Midjourney Seeks Disclosure of Hollywood Studios AI Use in Copyright Lawsuit
The request follows a June 2026 ruling that curtailed the company’s discovery into the studios’ own AI practices. Midjourney’s attorney, Bobby Ghajar, said the motion is designed to expose whether the defendants are “doing the very thing they seek to punish.” The company seeks a range of materials, from training datasets and business‑plan documents to board‑meeting presentations that touch on generative‑AI activities.
In addition, the motion asks for evidence that the studios download and train AI models on copyrighted content—a practice Midjourney claims is common in the industry. The lawsuit, which began in 2025, accuses Midjourney of producing images that replicate Disney, Universal and Warner Bros. characters without permission. The studios counter that the outputs constitute public performance and derivative works that infringe their rights, and they have asked Midjourney to stop generating images resembling their characters.
David Singer, counsel for the three studios, responded by stating that the studios’ primary goal is to protect their intellectual property. He said the studios want Midjourney to cease creating “publicly performing and derivative works that include copies of Plaintiffs’ famous characters without authorization,” framing the request as a standard copyright‑enforcement measure.
Disney has been the most transparent of the three studios about its own AI strategy. In late 2025, the company announced a $1 billion investment in OpenAI to license hundreds of Disney characters for use on the Sora video‑generation platform.

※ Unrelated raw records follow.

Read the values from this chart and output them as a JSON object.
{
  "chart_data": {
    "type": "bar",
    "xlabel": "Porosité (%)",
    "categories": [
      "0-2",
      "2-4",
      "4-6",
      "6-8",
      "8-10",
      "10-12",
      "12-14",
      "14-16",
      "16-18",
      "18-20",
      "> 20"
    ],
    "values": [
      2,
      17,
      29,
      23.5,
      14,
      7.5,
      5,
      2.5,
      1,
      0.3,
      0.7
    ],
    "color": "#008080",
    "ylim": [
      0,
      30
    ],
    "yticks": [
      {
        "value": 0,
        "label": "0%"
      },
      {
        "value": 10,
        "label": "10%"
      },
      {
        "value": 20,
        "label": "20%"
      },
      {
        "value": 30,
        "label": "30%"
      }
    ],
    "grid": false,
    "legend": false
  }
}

The partnership collapsed earlier this year when OpenAI shut down Sora. Disney subsequently said it would continue to engage with AI platforms and “embrace new technologies that respect IP and the rights of creators.” How Disney’s future AI initiatives unfold may hinge on the outcome of the current lawsuit.
The motion is part of a broader discovery phase already underway. Court filings indicate that the Disney lawsuit against Midjourney is deep in discovery, and a post‑mediation status conference is scheduled for August 31, 2026 before Judge John A. Kronstadt. The consolidated case also includes a complaint filed by Universal and Warner Bros. Discovery, which seeks damages and Midjourney’s profits.
If the court grants the motion, the studios would be required to provide internal documents that are normally confidential. The request could set a precedent for how AI‑related litigation addresses the disclosure of proprietary AI practices and raises questions about the balance between protecting copyrighted works and allowing AI developers to train on large datasets.
At present, the lawsuit remains in the discovery stage, with both sides preparing for the upcoming conference. The studios have not yet responded to the motion, and Midjourney has not indicated whether it will comply with the request. The case is expected to continue shaping the legal landscape for generative AI and intellectual‑property rights in the entertainment industry.
The outcome of this motion could influence future AI lawsuits, as studios may be compelled to disclose their own AI usage. Meanwhile, the broader industry watches to see whether the courts will require AI companies to reveal how they train models on copyrighted material.